設定したパスワードを解除して、誰でも閲覧・書き込みができるようにする方法と、設定したパスワードを変更する方法を紹介します。まずはパスワードの解除方法について、「ファイル全体」「ブック」「シート」の3つに分けて解説します。

エクセルファイル全体のパスワードを解除・変更するやり方

「ファイル全体」のパスワード保護を解除・変更する際には、パスワードの上書きで対応します。まずは「ファイル全体にパスワードを設定する」の手順1〜4を実行してください。すると、以下のダイアログが表示されます。

パスワードを上書きする画面

赤枠の中の「********」は、設定されたパスワードを暗号化したものです。パスワードを解除する場合は、これらをすべて削除してください。

パスワードを再設定する画面

なお、パスワード変更の場合は、新たに赤枠の中にパスワードを入力すれば再設定完了です。

ブックの保護を解除・変更するやり方

校閲でブックの保護を選択する様子

「ブック」の保護を解除する場合は、上部メニューの①「校閲」をクリックし、その後②「ブックの保護」をクリックします。すると、以下のダイアログが表示されますので、そこに設定したパスワードを入力します。

ブックを保護するパスワードを入力する画面

なお、パスワードを変更したい場合は、上記の手順で解除を行った後に再度「ブックを保護する」の手順を繰り返してください。

シートの保護を解除・変更するやり方

校閲でシートの保護を選択する様子

「シート」の保護を解除したい場合は、上部メニューの①「校閲」をクリックした後、②「シートの保護の解除」をクリックします。以下のダイアログが表示されるので、そこに設定したパスワードを入力してください。

シートの保護を解除するパスワードを入力する画面

パスワードを変更したい場合は、解除後に再度「シートを保護する」の手順を繰り返してください。

 

エクセルのパスワードを忘れた!解除の裏ワザはある?

設定したパスワードを忘れてしまったときに使えるパスワード解析ソフトを紹介します。

そもそも「解析」とは、ソフトを使ってパスワードを解除することです。

解析自体、セキュリティ対策というパスワード本来の目的を逸脱する行為なので、個人のファイルのためだけに使うようにしてください。第三者のファイルを勝手に解析することはルール違反です。

パスワードを解除する解析ソフト

無料の解析ソフトについていくつか紹介します。有料のソフトもありますが、安全性や信頼性を確認してから利用することをおすすめします。

無料ソフト

無料ソフトとして有名なのは以下のソフトです。

  • エクセルパスワード瞬時解除ForExcel2007/2010/2013
  • エクセルパスワード解除ForExcel2016
  • エクセルパスワード解除 For Excel2019

Excelのバージョンに応じて使い分けましょう。

なお、「エクセルパスワード瞬時解除ForExcel2007/2010/2013」はWindowsXP~8まで。「エクセルパスワード解除ForExcel2016」と「エクセルパスワード解除 For Excel2019」は、Windows8〜10まで対応しています。

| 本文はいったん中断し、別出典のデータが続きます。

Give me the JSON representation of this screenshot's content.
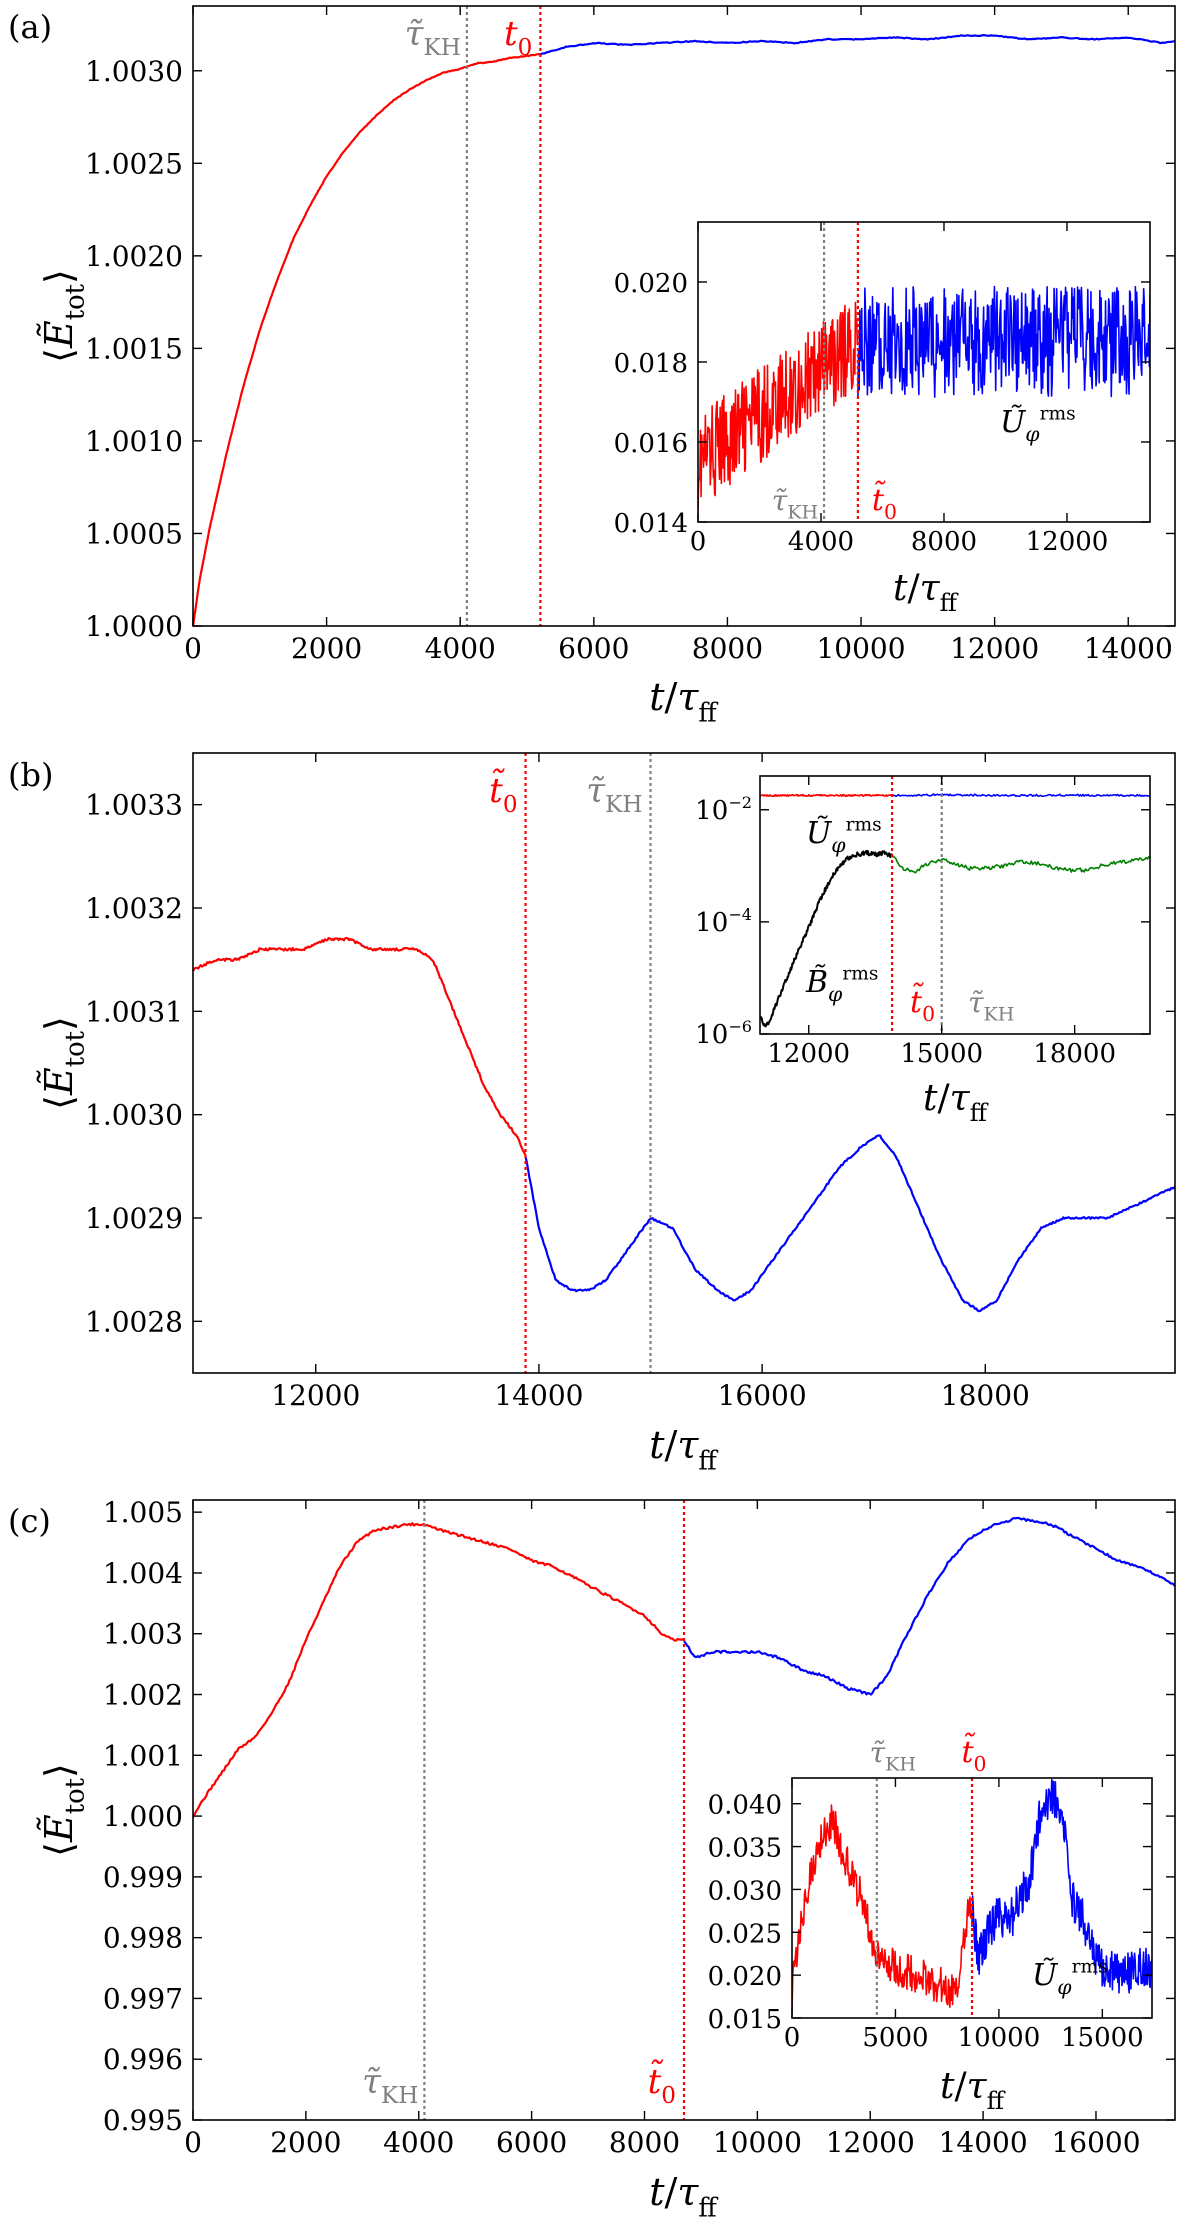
{
  "chart_data": [
    {
      "type": "line",
      "panel_label": "(a)",
      "xlabel": "t/τ_ff",
      "ylabel": "⟨Ẽ_tot⟩",
      "xlim": [
        0,
        14700
      ],
      "ylim": [
        1.0,
        1.00335
      ],
      "xticks": [
        "0",
        "2000",
        "4000",
        "6000",
        "8000",
        "10000",
        "12000",
        "14000"
      ],
      "yticks": [
        "1.0000",
        "1.0005",
        "1.0010",
        "1.0015",
        "1.0020",
        "1.0025",
        "1.0030"
      ],
      "vlines": [
        {
          "x": 4100,
          "label": "τ̃_KH",
          "color": "#808080"
        },
        {
          "x": 5200,
          "label": "t_0",
          "color": "#ff0000"
        }
      ],
      "series": [
        {
          "color": "#ff0000",
          "x": [
            0,
            100,
            250,
            500,
            750,
            1000,
            1250,
            1500,
            1750,
            2000,
            2250,
            2500,
            2750,
            3000,
            3250,
            3500,
            3750,
            4000,
            4250,
            4500,
            4750,
            5000,
            5200
          ],
          "y": [
            1.0,
            1.00025,
            1.00053,
            1.00093,
            1.00129,
            1.0016,
            1.00186,
            1.00209,
            1.00227,
            1.00243,
            1.00256,
            1.00267,
            1.00276,
            1.00284,
            1.0029,
            1.00295,
            1.00299,
            1.00301,
            1.00304,
            1.00305,
            1.00307,
            1.00308,
            1.00309
          ]
        },
        {
          "color": "#0000ff",
          "x": [
            5200,
            5600,
            6000,
            6500,
            7000,
            7500,
            8000,
            8500,
            9000,
            9500,
            10000,
            10500,
            11000,
            11500,
            12000,
            12500,
            13000,
            13500,
            14000,
            14500,
            14700
          ],
          "y": [
            1.00309,
            1.00313,
            1.00315,
            1.00314,
            1.00315,
            1.00316,
            1.00315,
            1.00316,
            1.00315,
            1.00317,
            1.00317,
            1.00318,
            1.00317,
            1.00319,
            1.00319,
            1.00317,
            1.00318,
            1.00317,
            1.00318,
            1.00315,
            1.00316
          ]
        }
      ],
      "inset": {
        "type": "line",
        "xlabel": "t/τ_ff",
        "xlim": [
          0,
          14700
        ],
        "ylim": [
          0.014,
          0.0215
        ],
        "xticks": [
          "0",
          "4000",
          "8000",
          "12000"
        ],
        "yticks": [
          "0.014",
          "0.016",
          "0.018",
          "0.020"
        ],
        "series_label": "Ũ_φ^rms",
        "vlines": [
          {
            "x": 4100,
            "label": "τ̃_KH",
            "color": "#808080"
          },
          {
            "x": 5200,
            "label": "t̃_0",
            "color": "#ff0000"
          }
        ],
        "series": [
          {
            "color": "#ff0000",
            "x_range": [
              0,
              5200
            ],
            "mean": [
              0.0155,
              0.0185
            ],
            "noise": 0.0012
          },
          {
            "color": "#0000ff",
            "x_range": [
              5200,
              14700
            ],
            "mean": [
              0.0185,
              0.0185
            ],
            "noise": 0.0014
          }
        ]
      }
    },
    {
      "type": "line",
      "panel_label": "(b)",
      "xlabel": "t/τ_ff",
      "ylabel": "⟨Ẽ_tot⟩",
      "xlim": [
        10900,
        19700
      ],
      "ylim": [
        1.00275,
        1.00335
      ],
      "xticks": [
        "12000",
        "14000",
        "16000",
        "18000"
      ],
      "yticks": [
        "1.0028",
        "1.0029",
        "1.0030",
        "1.0031",
        "1.0032",
        "1.0033"
      ],
      "vlines": [
        {
          "x": 13880,
          "label": "t̃_0",
          "color": "#ff0000"
        },
        {
          "x": 15000,
          "label": "τ̃_KH",
          "color": "#808080"
        }
      ],
      "series": [
        {
          "color": "#ff0000",
          "x": [
            10900,
            11100,
            11300,
            11500,
            11700,
            11900,
            12100,
            12300,
            12500,
            12700,
            12900,
            13050,
            13200,
            13350,
            13500,
            13650,
            13800,
            13880
          ],
          "y": [
            1.00314,
            1.00315,
            1.00315,
            1.00316,
            1.00316,
            1.00316,
            1.00317,
            1.00317,
            1.00316,
            1.00316,
            1.00316,
            1.00315,
            1.00311,
            1.00307,
            1.00303,
            1.003,
            1.00298,
            1.00296
          ]
        },
        {
          "color": "#0000ff",
          "x": [
            13880,
            14000,
            14150,
            14300,
            14450,
            14600,
            14800,
            15000,
            15200,
            15400,
            15600,
            15750,
            15900,
            16100,
            16300,
            16500,
            16700,
            16900,
            17050,
            17200,
            17400,
            17600,
            17800,
            17950,
            18100,
            18300,
            18500,
            18700,
            18900,
            19100,
            19300,
            19500,
            19700
          ],
          "y": [
            1.00296,
            1.00289,
            1.00284,
            1.00283,
            1.00283,
            1.00284,
            1.00287,
            1.0029,
            1.00289,
            1.00285,
            1.00283,
            1.00282,
            1.00283,
            1.00286,
            1.00289,
            1.00292,
            1.00295,
            1.00297,
            1.00298,
            1.00296,
            1.00291,
            1.00286,
            1.00282,
            1.00281,
            1.00282,
            1.00286,
            1.00289,
            1.0029,
            1.0029,
            1.0029,
            1.00291,
            1.00292,
            1.00293
          ]
        }
      ],
      "inset": {
        "type": "line",
        "yscale": "log",
        "xlabel": "t/τ_ff",
        "xlim": [
          10900,
          19700
        ],
        "ylim": [
          1e-06,
          0.04
        ],
        "xticks": [
          "12000",
          "15000",
          "18000"
        ],
        "yticks": [
          "10^-6",
          "10^-4",
          "10^-2"
        ],
        "labels": [
          "Ũ_φ^rms",
          "B̃_φ^rms",
          "t̃_0",
          "τ̃_KH"
        ],
        "vlines": [
          {
            "x": 13880,
            "color": "#ff0000"
          },
          {
            "x": 15000,
            "color": "#808080"
          }
        ],
        "series": [
          {
            "color": "#ff0000",
            "x": [
              10900,
              13880
            ],
            "y": [
              0.018,
              0.018
            ]
          },
          {
            "color": "#0000ff",
            "x": [
              13880,
              15000,
              16500,
              18000,
              19700
            ],
            "y": [
              0.018,
              0.0185,
              0.018,
              0.0182,
              0.018
            ]
          },
          {
            "color": "#000000",
            "x": [
              10900,
              11000,
              11100,
              11300,
              11600,
              12000,
              12300,
              12600,
              12900,
              13100,
              13300,
              13500,
              13700,
              13880
            ],
            "y": [
              2e-06,
              1.4e-06,
              1.6e-06,
              4e-06,
              1.5e-05,
              8e-05,
              0.0003,
              0.0008,
              0.0014,
              0.0016,
              0.0017,
              0.0016,
              0.0017,
              0.0015
            ]
          },
          {
            "color": "#008000",
            "x": [
              13880,
              14100,
              14400,
              14700,
              15000,
              15300,
              15600,
              16000,
              16400,
              16800,
              17200,
              17600,
              18000,
              18400,
              18800,
              19200,
              19700
            ],
            "y": [
              0.0015,
              0.0009,
              0.0008,
              0.0011,
              0.0013,
              0.0011,
              0.0009,
              0.0009,
              0.001,
              0.0012,
              0.0011,
              0.0009,
              0.0008,
              0.0009,
              0.0011,
              0.0012,
              0.0014
            ]
          }
        ]
      }
    },
    {
      "type": "line",
      "panel_label": "(c)",
      "xlabel": "t/τ_ff",
      "ylabel": "⟨Ẽ_tot⟩",
      "xlim": [
        0,
        17400
      ],
      "ylim": [
        0.995,
        1.0052
      ],
      "xticks": [
        "0",
        "2000",
        "4000",
        "6000",
        "8000",
        "10000",
        "12000",
        "14000",
        "16000"
      ],
      "yticks": [
        "0.995",
        "0.996",
        "0.997",
        "0.998",
        "0.999",
        "1.000",
        "1.001",
        "1.002",
        "1.003",
        "1.004",
        "1.005"
      ],
      "vlines": [
        {
          "x": 4100,
          "label": "τ̃_KH",
          "color": "#808080"
        },
        {
          "x": 8700,
          "label": "t̃_0",
          "color": "#ff0000"
        }
      ],
      "series": [
        {
          "color": "#ff0000",
          "x": [
            0,
            200,
            500,
            800,
            1100,
            1400,
            1700,
            2000,
            2300,
            2600,
            2900,
            3200,
            3500,
            3800,
            4100,
            4400,
            4800,
            5200,
            5600,
            6000,
            6400,
            6800,
            7200,
            7600,
            8000,
            8300,
            8500,
            8700
          ],
          "y": [
            1.0,
            1.0003,
            1.0007,
            1.0011,
            1.0013,
            1.0017,
            1.0022,
            1.0029,
            1.0035,
            1.0041,
            1.0045,
            1.0047,
            1.00475,
            1.0048,
            1.0048,
            1.0047,
            1.0046,
            1.0045,
            1.0044,
            1.0042,
            1.0041,
            1.0039,
            1.0037,
            1.0035,
            1.0033,
            1.003,
            1.0029,
            1.0029
          ]
        },
        {
          "color": "#0000ff",
          "x": [
            8700,
            8900,
            9200,
            9600,
            10000,
            10400,
            10800,
            11200,
            11600,
            12000,
            12300,
            12600,
            13000,
            13400,
            13800,
            14200,
            14600,
            14900,
            15200,
            15600,
            16000,
            16400,
            16800,
            17200,
            17400
          ],
          "y": [
            1.0029,
            1.0026,
            1.0027,
            1.0027,
            1.0027,
            1.0026,
            1.0024,
            1.0023,
            1.0021,
            1.002,
            1.0023,
            1.0029,
            1.0036,
            1.0042,
            1.0046,
            1.0048,
            1.0049,
            1.00485,
            1.0048,
            1.0046,
            1.0044,
            1.0042,
            1.0041,
            1.0039,
            1.0038
          ]
        }
      ],
      "inset": {
        "type": "line",
        "xlabel": "t/τ_ff",
        "xlim": [
          0,
          17400
        ],
        "ylim": [
          0.015,
          0.043
        ],
        "xticks": [
          "0",
          "5000",
          "10000",
          "15000"
        ],
        "yticks": [
          "0.015",
          "0.020",
          "0.025",
          "0.030",
          "0.035",
          "0.040"
        ],
        "series_label": "Ũ_φ^rms",
        "vlines": [
          {
            "x": 4100,
            "label": "τ̃_KH",
            "color": "#808080"
          },
          {
            "x": 8700,
            "label": "t̃_0",
            "color": "#ff0000"
          }
        ],
        "series": [
          {
            "color": "#ff0000",
            "x": [
              0,
              500,
              1000,
              1500,
              2000,
              2500,
              3000,
              3500,
              4000,
              5000,
              6000,
              7000,
              8000,
              8400,
              8700
            ],
            "y": [
              0.018,
              0.027,
              0.033,
              0.037,
              0.038,
              0.034,
              0.031,
              0.028,
              0.023,
              0.021,
              0.02,
              0.019,
              0.018,
              0.026,
              0.028
            ]
          },
          {
            "color": "#0000ff",
            "x": [
              8700,
              9000,
              9500,
              10000,
              10500,
              11000,
              11500,
              12000,
              12500,
              13000,
              13500,
              14000,
              14500,
              15000,
              16000,
              17000,
              17400
            ],
            "y": [
              0.028,
              0.022,
              0.025,
              0.027,
              0.026,
              0.029,
              0.031,
              0.039,
              0.041,
              0.04,
              0.029,
              0.027,
              0.023,
              0.021,
              0.02,
              0.021,
              0.02
            ]
          }
        ]
      }
    }
  ]
}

次の項目からは、実際の解析方法をお伝えします。今回は「エクセルパスワード解除 For Excel2019」を取り上げます。

「エクセルパスワード解除 For Excel2019」の使い方

無料ソフトを利用する際、エクセル側でも、セキュリティレベルの変更やアドインの追加をおこなう必要があります。

解除のための事前準備

ソフトによる解析はマクロを含んでいるため、解析を正しく作動させるために、マクロに関するセキュリティの設定を変更する必要があります。

まず「ファイル」タブの中にある「オプション」を選択します。さらに「Excelのオプション」から「トラストセンター」の「トラストセンターの設定」をクリックします。

トラストセンターの設定画面

次に2つのセキュリティレベルの変更をします。1つは、トラストセンターとして開いているウィンドウの「メッセージバー」タブを選択して、「ActiveX コントロールやマクロなどのアクティブコンテンツがブロックされた場合、すべてのアプリケーションにメッセージバーを表示する」にチェックを入れます。

メッセージバーを設定する画面

もう1つは、同じウィンドウの「マクロの設定」タブを選択して、「警告を表示してすべてのマクロを無効にする」にチェックを入れます。

マクロの設定方法の画面

これら2つを完了したら、「OK」をクリックしてウィンドウを閉じます。

ソフトの検索とダウンロード

実際にソフトを検索して見つけ出して、圧縮フォルダをダウンロードします。その際に「Vector」などのサイトを使うとスムーズに見つけられます。ダウンロードしたフォルダは、解凍してデスクトップに移動させておきます。これはインストールが正しく行われるための準備です。

アドイン追加

次にフォルダの中の「アドインインストール.xlsm」というファイルを開くと、エクセルが起動します。

アドインを追加したExcelのファイルを選択する様子

エラーメッセージが表示される場合もありますが、「終了」や「編集を有効にする」「コンテンツの有効化」を選択して進んでください。それから画面に表示されているプログラムの「アドインをインストール」をクリックします。するとファイルを指定するウィンドウが出てくるため、先ほどデスクトップに移動させたフォルダの中から「エクセルパスワード解除 For Excel2019.xlam」というファイルを選択して開くと、インストールが開始されます。

アドインを追加したExcelのファイルを開く画面

パスワード解除

インストールが完了すると、画面上部に「Excel2019パスワード解除」のタブが追加されます。ブックやシートのパスワードを解除する際には、そのタブの中にある「ブックパス(シートパス)解除」のタブをクリックします。

パスワードとブックパスを解除する選択方法

重要ファイルにパスワードを設定して、トラブル回避を!

エクセルのパスワードについて、基本の設定手順から緊急の場合の解析方法までを紹介しました。

パスワード保護はセキュリティを高める上で非常に便利な機能ですから、重要情報を扱う場合にはぜひ活用しましょう。なお、パスワードはソフトウェアを使って解析もできてしまいます。そのため、必ずしも安全ではないことを念頭に置いておきましょう。

これらの情報を参考にエクセルパスワードへの理解を深め、まだ実施できていない人は、今日から重要なファイルにパスワードを設定して、情報管理を徹底しましょう。